Green shoots for businesses tackling sickness absence
Workplace enrichment company, Ambius is urging businesses to consider greening up the office environment with planting as a part of their strategy to tackle the rise in sickness levels. The Office for National Statistics (ONS) has revealed that sickness absence in the workplace has risen to pre-recession levels. According to the ONS, the biggest cause of workplace absence amongst women in Q4 2010 was stress, anxiety and depression.
Jeanette Van Roy, MD of Ambius said: “There are hard facts to prove the link between wellbeing and plants in the workplace, it would be unwise for HR managers and directors to dismiss this as ‘mumbo jumbo’. We know for example plants can reduce depression, anxiety and overall stress. We also know how protective staff can become of their office plants.
Research has showed that office workers with one or more plants in their offices report reductions in*:
- Anxiety - 37%
- Anger - 44%
- Depression - 58%
- Fatigue - 38%
- Confusion - 30%
- Overall negativity - 65%
- Overall stress - 50%
As a consequence, plants at work can be expected to directly increase productivity and performance as people have been shown to report fewer symptoms of ill-health (sometimes attributed to sick building syndrome) including**:
- Sick leave in office staff
- Sick-leave in school children
- Coughing, wheezing
- Sore eyes, nose, throat
- Pain perception
- Lower blood pressure
- Reduce ‘attention fatigue’
- Intentions to leave (save on training new staff)
“For many, a plant in the workplace is their only connection with nature during the working day – indeed we spend on average just 20 minutes outside each day.
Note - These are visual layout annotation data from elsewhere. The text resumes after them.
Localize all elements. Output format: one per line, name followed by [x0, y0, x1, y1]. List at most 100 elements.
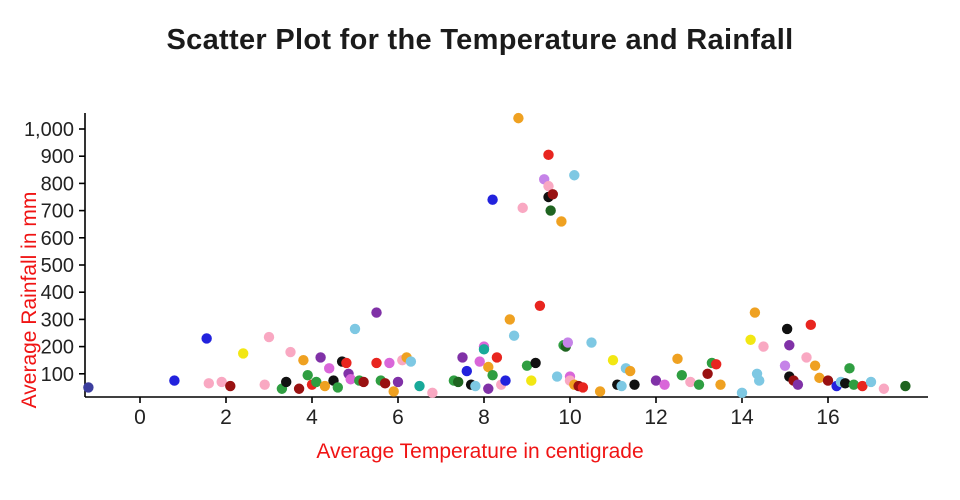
data-point [900, 380, 911, 392]
data-point [238, 348, 249, 359]
data-point [857, 380, 868, 392]
data-point [388, 386, 399, 397]
data-point [169, 375, 180, 386]
data-point [319, 380, 331, 392]
data-point [551, 371, 563, 382]
x-tick-label: 4 [306, 406, 318, 429]
data-point [805, 319, 816, 331]
data-point [216, 376, 227, 388]
data-point [556, 216, 567, 227]
data-point [650, 375, 662, 386]
data-point [453, 376, 464, 388]
data-point [470, 380, 481, 392]
data-point [715, 379, 726, 390]
data-point [225, 380, 236, 392]
data-point [427, 387, 438, 399]
data-point [844, 363, 855, 374]
data-point [379, 378, 391, 389]
data-point [547, 189, 558, 200]
y-tick-label: 100 [41, 364, 74, 386]
data-point [545, 205, 556, 216]
data-point [569, 170, 580, 181]
y-tick-label: 300 [41, 309, 74, 331]
x-tick-label: 2 [220, 406, 232, 429]
data-point [530, 357, 541, 369]
data-point [607, 355, 619, 366]
y-tick-label: 700 [41, 201, 74, 223]
data-point [878, 383, 890, 394]
data-point [259, 379, 270, 390]
x-tick-label: 0 [134, 406, 146, 429]
data-point [500, 375, 511, 386]
data-point [625, 365, 636, 377]
data-point [298, 355, 309, 366]
data-point [562, 337, 574, 348]
data-point [345, 374, 356, 385]
data-point [201, 333, 212, 344]
data-point [526, 375, 537, 386]
data-point [629, 379, 640, 390]
data-point [285, 346, 296, 358]
data-point [822, 375, 834, 386]
data-point [203, 378, 214, 389]
y-tick-label: 1,000 [24, 119, 74, 141]
y-axis-label: Average Rainfall in mm [18, 191, 41, 409]
data-point [371, 307, 382, 318]
y-tick-label: 800 [41, 173, 74, 195]
data-point [586, 337, 597, 348]
x-tick-label: 12 [644, 406, 667, 429]
data-point [414, 380, 425, 392]
data-point [315, 352, 326, 363]
data-point [543, 180, 554, 192]
data-point [293, 383, 305, 394]
data-point [461, 365, 472, 377]
data-point [594, 386, 606, 397]
data-point [487, 369, 498, 381]
x-tick-label: 10 [558, 406, 581, 429]
data-point [341, 357, 352, 369]
data-point [814, 372, 825, 384]
data-point [865, 376, 877, 388]
x-tick-label: 8 [478, 406, 490, 429]
data-point [685, 376, 696, 388]
data-point [745, 334, 756, 345]
data-point [784, 340, 795, 351]
data-point [513, 112, 524, 124]
data-point [521, 360, 533, 371]
data-point [659, 379, 670, 390]
data-point [281, 376, 292, 388]
data-point [809, 360, 821, 371]
data-point [83, 382, 94, 393]
data-point [302, 369, 313, 381]
data-point [405, 356, 417, 367]
data-point [487, 194, 498, 205]
data-point [508, 330, 520, 341]
data-point [577, 382, 589, 393]
data-point [736, 387, 748, 399]
data-point [672, 353, 683, 365]
data-point [263, 331, 275, 343]
data-point [543, 149, 554, 161]
data-point [693, 379, 705, 390]
data-point [504, 314, 515, 325]
y-tick-label: 200 [41, 337, 74, 359]
data-point [478, 344, 490, 355]
data-point [349, 323, 361, 335]
data-point [457, 352, 468, 363]
data-point [616, 380, 627, 392]
data-point [534, 300, 546, 311]
y-tick-label: 500 [41, 255, 74, 277]
data-point [781, 323, 793, 335]
data-point [517, 202, 528, 214]
data-point [758, 341, 769, 352]
data-point [392, 376, 404, 388]
data-point [311, 376, 322, 388]
data-point [676, 369, 687, 381]
data-point [474, 356, 485, 367]
data-point [384, 357, 395, 369]
data-point [754, 375, 765, 386]
data-point [483, 361, 494, 373]
data-point [848, 379, 859, 390]
data-point [371, 357, 382, 369]
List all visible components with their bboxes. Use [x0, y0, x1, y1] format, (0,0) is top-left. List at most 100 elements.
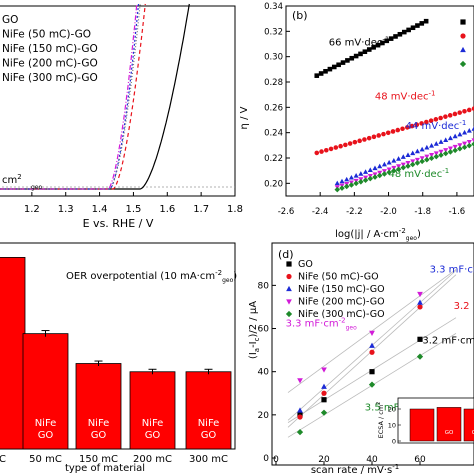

We know that isn’t good for health and it’s certainly not good for business” concludes Jeanette Van Roy.
*Burchett MD, Torpy F & Brennan J, 2010, Greening the Great Indoors for Human health and wellbeing, Fin. Rep. to Hort. Aust. Ltd.
** Fjeld T, 2002, Effects of plants and artificial daylight on wellbeing and health of office workers, school children and health-care personnel, Proc. Internat. Plants for People Symp., Floriade, Amsterdam, NL.
Fjeld T et al., 1998, Effect of indoor foliage plants on health and discomfort symptoms among office workers, Indoor and Built Environment,7, 4, 204-209.
Lohr VI et al.,1996, Interior plants may improve worker productivity and reduce stress in a windowless environment, Environ. Hort., 14:2, 97-100.
Lohr VI & Pearson-Mims CH, 2000, Physical discomfort may be reduced in the presence of interior plants, HortTechnology 10:1, 53-58.
Park S-H et al., 2002, Pain tolerance effects of ornamental plants in a simulated
hospital patient room Acta Horticulturae 639, 50-52.